“Orderly debt restructuring has been done hundreds of times, hundreds, like with Germany in 1953”.
Pablo Iglesias
As the leader of Podemos has rightly pointed out on many occasions, sovereign debt restructuring is nothing new. Why, we may ask, should post-war Germany be helped to meet its financial commitments and rebuild its shattered economies, but Greece and other southern European states should not? Well, the standard narrative on the right is that after an initial helping hand, German productivity and fiscal acumen allowed it to become a regional manufacturing powerhouse. After West Germany had sufficiently re-established itself as a responsible and affluent member of the international community, it was then helped to reunite with its crumbling, post-communist sibling. The beauty of this simplistic version of events is that it is essentially a story of redemption and triumph over adversity, and so lends moral weight to Germany’s central role in contemporary European affairs.
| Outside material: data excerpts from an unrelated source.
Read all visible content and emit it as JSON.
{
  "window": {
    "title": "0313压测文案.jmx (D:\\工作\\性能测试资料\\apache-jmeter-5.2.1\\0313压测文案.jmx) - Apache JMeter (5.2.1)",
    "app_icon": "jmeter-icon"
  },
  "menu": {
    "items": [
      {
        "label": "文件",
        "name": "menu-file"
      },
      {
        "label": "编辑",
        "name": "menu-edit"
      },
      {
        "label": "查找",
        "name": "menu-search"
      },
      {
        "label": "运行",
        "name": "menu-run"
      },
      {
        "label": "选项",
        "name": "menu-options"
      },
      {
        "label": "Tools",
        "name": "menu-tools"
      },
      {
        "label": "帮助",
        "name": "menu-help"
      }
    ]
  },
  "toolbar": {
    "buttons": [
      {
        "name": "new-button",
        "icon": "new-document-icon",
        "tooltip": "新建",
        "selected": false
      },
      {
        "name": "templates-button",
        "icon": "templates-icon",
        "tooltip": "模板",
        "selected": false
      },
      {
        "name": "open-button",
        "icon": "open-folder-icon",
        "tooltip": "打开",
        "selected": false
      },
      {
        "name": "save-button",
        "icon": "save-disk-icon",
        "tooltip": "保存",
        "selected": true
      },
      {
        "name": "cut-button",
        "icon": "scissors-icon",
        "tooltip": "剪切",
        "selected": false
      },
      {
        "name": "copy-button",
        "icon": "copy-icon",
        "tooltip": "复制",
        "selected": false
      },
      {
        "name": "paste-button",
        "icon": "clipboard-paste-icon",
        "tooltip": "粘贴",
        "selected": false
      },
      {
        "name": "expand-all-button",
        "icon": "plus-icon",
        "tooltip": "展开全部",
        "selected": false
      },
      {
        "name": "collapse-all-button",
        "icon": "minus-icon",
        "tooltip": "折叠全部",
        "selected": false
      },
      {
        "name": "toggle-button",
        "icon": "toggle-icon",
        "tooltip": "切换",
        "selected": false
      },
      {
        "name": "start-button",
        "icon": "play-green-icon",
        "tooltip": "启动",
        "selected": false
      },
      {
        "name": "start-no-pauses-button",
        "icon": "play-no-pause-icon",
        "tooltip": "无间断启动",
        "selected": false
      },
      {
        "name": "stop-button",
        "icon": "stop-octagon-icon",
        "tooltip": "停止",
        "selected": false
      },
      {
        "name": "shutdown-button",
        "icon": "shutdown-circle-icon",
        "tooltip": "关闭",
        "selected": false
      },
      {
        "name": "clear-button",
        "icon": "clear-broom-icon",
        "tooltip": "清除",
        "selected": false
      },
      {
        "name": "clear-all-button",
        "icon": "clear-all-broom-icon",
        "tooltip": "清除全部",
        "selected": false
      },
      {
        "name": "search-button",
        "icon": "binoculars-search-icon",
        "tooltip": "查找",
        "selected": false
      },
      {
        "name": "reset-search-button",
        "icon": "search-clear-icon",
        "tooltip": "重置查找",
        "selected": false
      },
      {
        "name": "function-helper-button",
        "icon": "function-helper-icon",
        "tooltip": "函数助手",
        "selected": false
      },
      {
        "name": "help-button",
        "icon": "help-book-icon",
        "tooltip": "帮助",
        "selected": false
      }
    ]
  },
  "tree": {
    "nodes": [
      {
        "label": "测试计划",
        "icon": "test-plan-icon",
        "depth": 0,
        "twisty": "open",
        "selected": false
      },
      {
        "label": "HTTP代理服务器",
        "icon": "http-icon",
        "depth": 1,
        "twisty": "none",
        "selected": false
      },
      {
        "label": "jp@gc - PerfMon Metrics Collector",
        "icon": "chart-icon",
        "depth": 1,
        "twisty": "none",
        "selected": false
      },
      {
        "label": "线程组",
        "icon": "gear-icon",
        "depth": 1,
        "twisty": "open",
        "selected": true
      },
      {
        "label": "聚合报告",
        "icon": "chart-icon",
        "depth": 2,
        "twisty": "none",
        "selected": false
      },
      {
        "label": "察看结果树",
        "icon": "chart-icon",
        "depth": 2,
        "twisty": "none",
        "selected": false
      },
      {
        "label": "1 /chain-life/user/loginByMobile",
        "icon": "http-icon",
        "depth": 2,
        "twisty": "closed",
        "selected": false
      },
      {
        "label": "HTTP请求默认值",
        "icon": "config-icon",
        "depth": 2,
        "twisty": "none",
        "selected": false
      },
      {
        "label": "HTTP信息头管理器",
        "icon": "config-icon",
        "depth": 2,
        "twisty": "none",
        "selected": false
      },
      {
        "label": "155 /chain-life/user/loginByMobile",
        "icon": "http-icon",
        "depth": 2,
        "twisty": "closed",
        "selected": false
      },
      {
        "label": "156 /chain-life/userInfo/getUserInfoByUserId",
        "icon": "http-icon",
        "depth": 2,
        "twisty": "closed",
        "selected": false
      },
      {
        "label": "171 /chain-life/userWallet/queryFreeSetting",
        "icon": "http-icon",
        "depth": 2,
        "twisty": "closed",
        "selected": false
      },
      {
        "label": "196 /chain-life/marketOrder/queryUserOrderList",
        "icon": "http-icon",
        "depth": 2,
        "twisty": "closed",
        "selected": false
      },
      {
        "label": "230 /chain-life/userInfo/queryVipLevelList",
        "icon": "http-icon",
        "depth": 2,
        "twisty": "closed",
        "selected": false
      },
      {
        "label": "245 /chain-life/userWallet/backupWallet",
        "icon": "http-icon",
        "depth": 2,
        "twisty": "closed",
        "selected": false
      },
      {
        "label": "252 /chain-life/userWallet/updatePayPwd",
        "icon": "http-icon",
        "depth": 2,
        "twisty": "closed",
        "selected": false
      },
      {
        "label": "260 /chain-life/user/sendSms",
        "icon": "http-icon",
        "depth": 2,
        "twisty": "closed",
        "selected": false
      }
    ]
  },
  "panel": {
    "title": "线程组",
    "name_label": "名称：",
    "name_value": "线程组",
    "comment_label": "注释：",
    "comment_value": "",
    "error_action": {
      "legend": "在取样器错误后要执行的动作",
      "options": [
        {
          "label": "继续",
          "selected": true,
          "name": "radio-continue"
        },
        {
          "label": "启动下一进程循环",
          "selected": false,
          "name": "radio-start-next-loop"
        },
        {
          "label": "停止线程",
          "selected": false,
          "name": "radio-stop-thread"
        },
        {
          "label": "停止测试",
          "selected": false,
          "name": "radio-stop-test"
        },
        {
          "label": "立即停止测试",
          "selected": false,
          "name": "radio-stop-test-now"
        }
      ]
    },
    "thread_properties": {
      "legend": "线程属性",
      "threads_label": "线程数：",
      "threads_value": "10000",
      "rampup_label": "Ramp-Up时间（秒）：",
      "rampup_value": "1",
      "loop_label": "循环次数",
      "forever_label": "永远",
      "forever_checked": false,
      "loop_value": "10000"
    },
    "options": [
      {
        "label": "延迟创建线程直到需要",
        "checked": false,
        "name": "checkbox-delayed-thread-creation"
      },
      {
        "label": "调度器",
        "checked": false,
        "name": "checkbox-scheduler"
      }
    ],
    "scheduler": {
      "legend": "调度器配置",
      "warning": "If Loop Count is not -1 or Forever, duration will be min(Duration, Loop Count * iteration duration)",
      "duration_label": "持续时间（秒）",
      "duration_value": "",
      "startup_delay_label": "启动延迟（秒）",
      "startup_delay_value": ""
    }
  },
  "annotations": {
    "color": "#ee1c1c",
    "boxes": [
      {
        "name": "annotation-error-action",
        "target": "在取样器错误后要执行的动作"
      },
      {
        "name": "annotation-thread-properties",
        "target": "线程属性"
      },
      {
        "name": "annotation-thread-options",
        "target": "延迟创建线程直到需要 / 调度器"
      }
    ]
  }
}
It does not, however, hold up to scrutiny of the facts. It was Germany’s central position in the cold war, as well as its divisive position in post-war Europe that made the USA aggressively promote it as a new capitalist powerhouse on the continent. By promoting the European Coal and Steel Community (the precursor to the modern EU) with German participation, the USA embarked on a project to strengthen the Deutschmark as an additional pillar of capitalist strength, and work towards the creation of a vast trading block. Nowhere is the commitment to rebuilding the German economy clearer than in the details of the 1953 debt restructuring, where debt repayment was tied to export revenue. Creditor nations therefore had a vested interest in buying German exports, thus allowing the indebted nation to repay its debts and become ultra-competitive on the global scene.
But in the 62 years that have passed since, the rules of the game have changed beyond recognition. The European project has boomed into a vast bureaucracy overseeing a continental marketplace. With the advent of the single currency at the beginning of the century, the Eurozone members committed themselves to the observance of strict financial rules in exchange for the so-called stability of a single unit of currency designed to reduce transaction costs and promote financial security within the bloc. It is now widely known that countries, including Greece, failed miserably to meet the requirements of euro entry but were admitted anyway through a combination of financial fraud and European bonhomie. Although this may look like a tragic mistake in hindsight, it was crucial to the project that the southern European countries join the single currency in an irreversible manner. As soon as Greece, Italy and Spain were locked into a currency position which did not allow for default, they had sacrificed their only effective means of making their economies more competitive in the face of German exports (which, as I previously discussed here, are made so competitive by breaking Eurozone rules). In short, they were therefore doomed to run current account deficits vis-à-vis Germany ad infinitum. But to make matters even worse, the lack of mechanism for fiscal transfer within the Eurozone (with the original rules explicitly removing this possibility) meant that there has never been any way for the German surplus to be recycled within the union in the interest of stability and balanced growth. The single currency has been deeply flawed from the start.